On the infrastructure side, by 2035, China said that it will design standards for coping with climate disaster in coastal dams, highways, power plants, airports, ports, and wharves.
To improve the climate resiliency of the energy industry, China’s 2035 strategic plan calls for promoting the application of energy storage, smart grids, digitization, and other technologies, as well as strengthening the country’s power infrastructure’s emergency planning system.
The Big Picture
The overarching aim of the new national climate action plan is to strengthen China’s response to climate-related risks by bolstering and supporting national mitigation and adaptation efforts.
According to the 2035 roadmap, achieving China’s climate resilience goals will require the creation of new national laws, regulations, and systems related to mitigation, adaptation, and ecosystem protection.
On mitigation and adaptation, China’s plan said that actions and measures with synergistic benefits will be prioritized. In practice, this could mean that a company that is undertaking a resilience initiative does so in a way that simultaneously reduces emissions.
In its climate action plan, which was developed by China’s Ministry of Ecology and Environment and 16 other state agencies, China said that priority will be given to nature-based solutions that advance climate change adaptation and ecosystem protection. It also announced plans to establish a national monitoring and protection system for biodiversity conservation and to conduct surveys and assessments of biodiversity conservation in priority areas.

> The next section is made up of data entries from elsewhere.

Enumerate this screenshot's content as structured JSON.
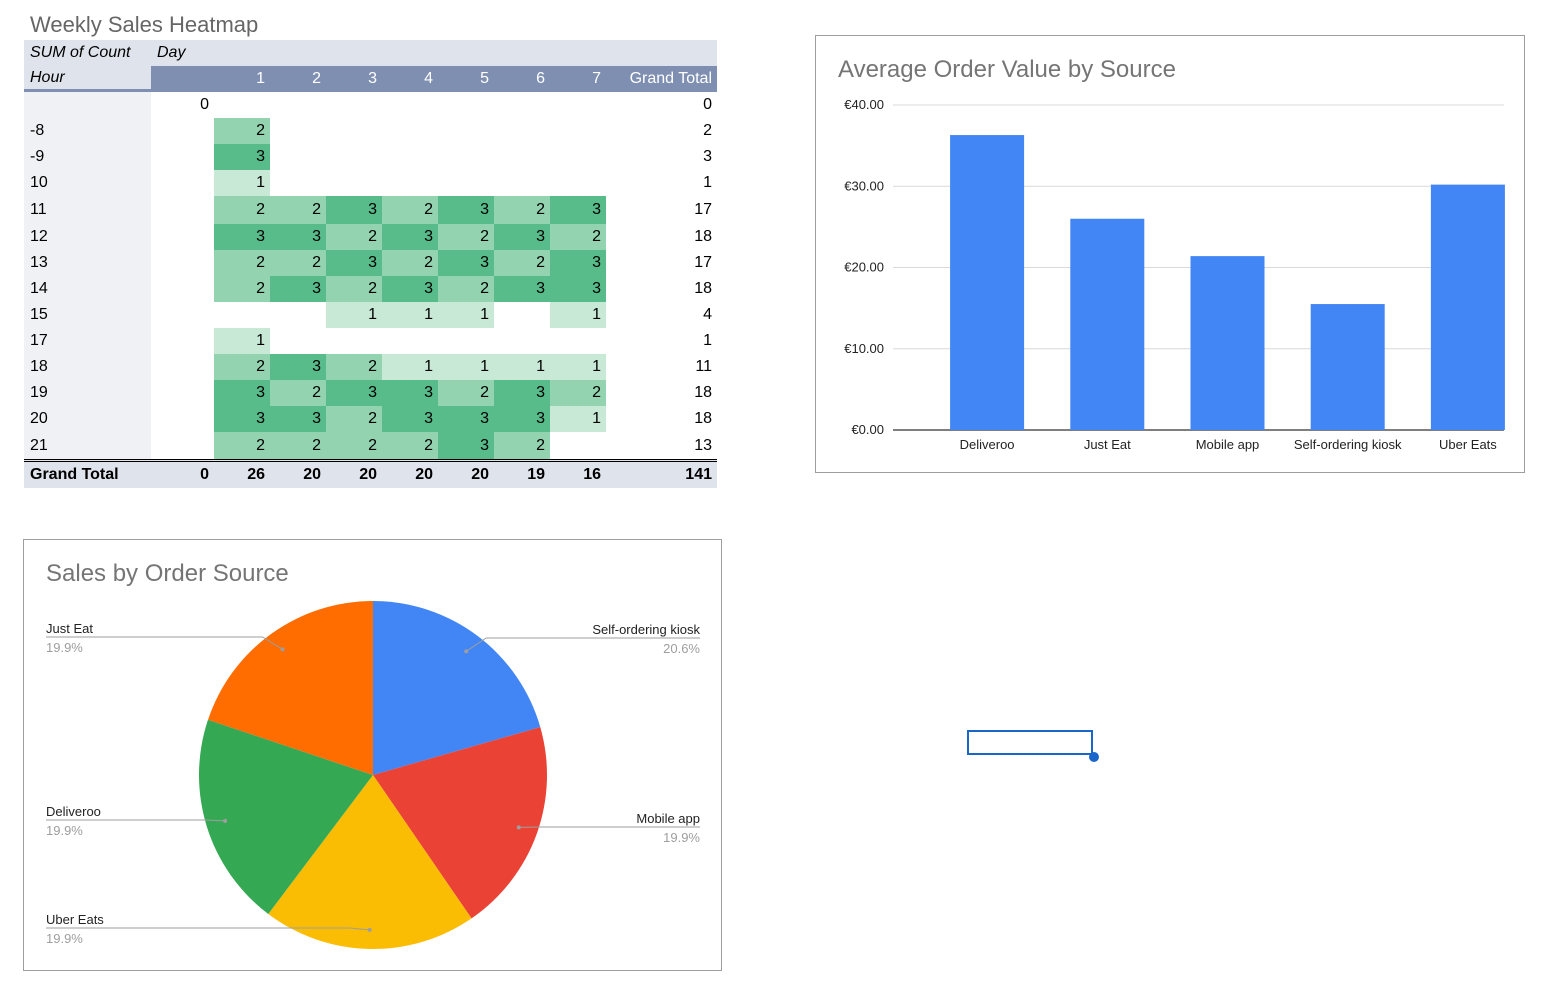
{
  "pivot": {
    "title": "Weekly Sales Heatmap",
    "value_label": "SUM of Count",
    "column_field": "Day",
    "row_field": "Hour",
    "columns": [
      "",
      "1",
      "2",
      "3",
      "4",
      "5",
      "6",
      "7",
      "Grand Total"
    ],
    "rows": [
      {
        "label": "",
        "cells": [
          "0",
          "",
          "",
          "",
          "",
          "",
          "",
          ""
        ],
        "total": "0"
      },
      {
        "label": "-8",
        "cells": [
          "",
          "2",
          "",
          "",
          "",
          "",
          "",
          ""
        ],
        "total": "2"
      },
      {
        "label": "-9",
        "cells": [
          "",
          "3",
          "",
          "",
          "",
          "",
          "",
          ""
        ],
        "total": "3"
      },
      {
        "label": "10",
        "cells": [
          "",
          "1",
          "",
          "",
          "",
          "",
          "",
          ""
        ],
        "total": "1"
      },
      {
        "label": "11",
        "cells": [
          "",
          "2",
          "2",
          "3",
          "2",
          "3",
          "2",
          "3"
        ],
        "total": "17"
      },
      {
        "label": "12",
        "cells": [
          "",
          "3",
          "3",
          "2",
          "3",
          "2",
          "3",
          "2"
        ],
        "total": "18"
      },
      {
        "label": "13",
        "cells": [
          "",
          "2",
          "2",
          "3",
          "2",
          "3",
          "2",
          "3"
        ],
        "total": "17"
      },
      {
        "label": "14",
        "cells": [
          "",
          "2",
          "3",
          "2",
          "3",
          "2",
          "3",
          "3"
        ],
        "total": "18"
      },
      {
        "label": "15",
        "cells": [
          "",
          "",
          "",
          "1",
          "1",
          "1",
          "",
          "1"
        ],
        "total": "4"
      },
      {
        "label": "17",
        "cells": [
          "",
          "1",
          "",
          "",
          "",
          "",
          "",
          ""
        ],
        "total": "1"
      },
      {
        "label": "18",
        "cells": [
          "",
          "2",
          "3",
          "2",
          "1",
          "1",
          "1",
          "1"
        ],
        "total": "11"
      },
      {
        "label": "19",
        "cells": [
          "",
          "3",
          "2",
          "3",
          "3",
          "2",
          "3",
          "2"
        ],
        "total": "18"
      },
      {
        "label": "20",
        "cells": [
          "",
          "3",
          "3",
          "2",
          "3",
          "3",
          "3",
          "1"
        ],
        "total": "18"
      },
      {
        "label": "21",
        "cells": [
          "",
          "2",
          "2",
          "2",
          "2",
          "3",
          "2",
          ""
        ],
        "total": "13"
      }
    ],
    "grand_total": {
      "label": "Grand Total",
      "cells": [
        "0",
        "26",
        "20",
        "20",
        "20",
        "20",
        "19",
        "16"
      ],
      "total": "141"
    },
    "heat_colors": {
      "1": "#c8e9d6",
      "2": "#93d3af",
      "3": "#57bb8a"
    }
  },
  "chart_data": [
    {
      "type": "bar",
      "title": "Average Order Value by Source",
      "categories": [
        "Deliveroo",
        "Just Eat",
        "Mobile app",
        "Self-ordering kiosk",
        "Uber Eats"
      ],
      "values": [
        36.3,
        26.0,
        21.4,
        15.5,
        30.2
      ],
      "ylim": [
        0,
        40
      ],
      "yticks": [
        "€0.00",
        "€10.00",
        "€20.00",
        "€30.00",
        "€40.00"
      ],
      "ytick_values": [
        0,
        10,
        20,
        30,
        40
      ],
      "color": "#4285f4",
      "xlabel": "",
      "ylabel": ""
    },
    {
      "type": "pie",
      "title": "Sales by Order Source",
      "slices": [
        {
          "label": "Self-ordering kiosk",
          "pct_label": "20.6%",
          "value": 20.6,
          "color": "#4285f4"
        },
        {
          "label": "Mobile app",
          "pct_label": "19.9%",
          "value": 19.9,
          "color": "#ea4335"
        },
        {
          "label": "Uber Eats",
          "pct_label": "19.9%",
          "value": 19.9,
          "color": "#fbbc04"
        },
        {
          "label": "Deliveroo",
          "pct_label": "19.9%",
          "value": 19.9,
          "color": "#34a853"
        },
        {
          "label": "Just Eat",
          "pct_label": "19.9%",
          "value": 19.9,
          "color": "#ff6d01"
        }
      ]
    }
  ]
}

Earlier this year, the International Panel on Climate Change listed China as one of the countries that will be hardest hit by climate change. Also, in a February report urging action on adaptation, the IPCC fleshed out the concept of Climate Resilient Development, which as a concept links the corporate language of ESG to the UN’s broader Sustainable Development Goals. At its core, Climate Resilient Development implements GHG mitigation strategies and adaptation options to support sustainable development.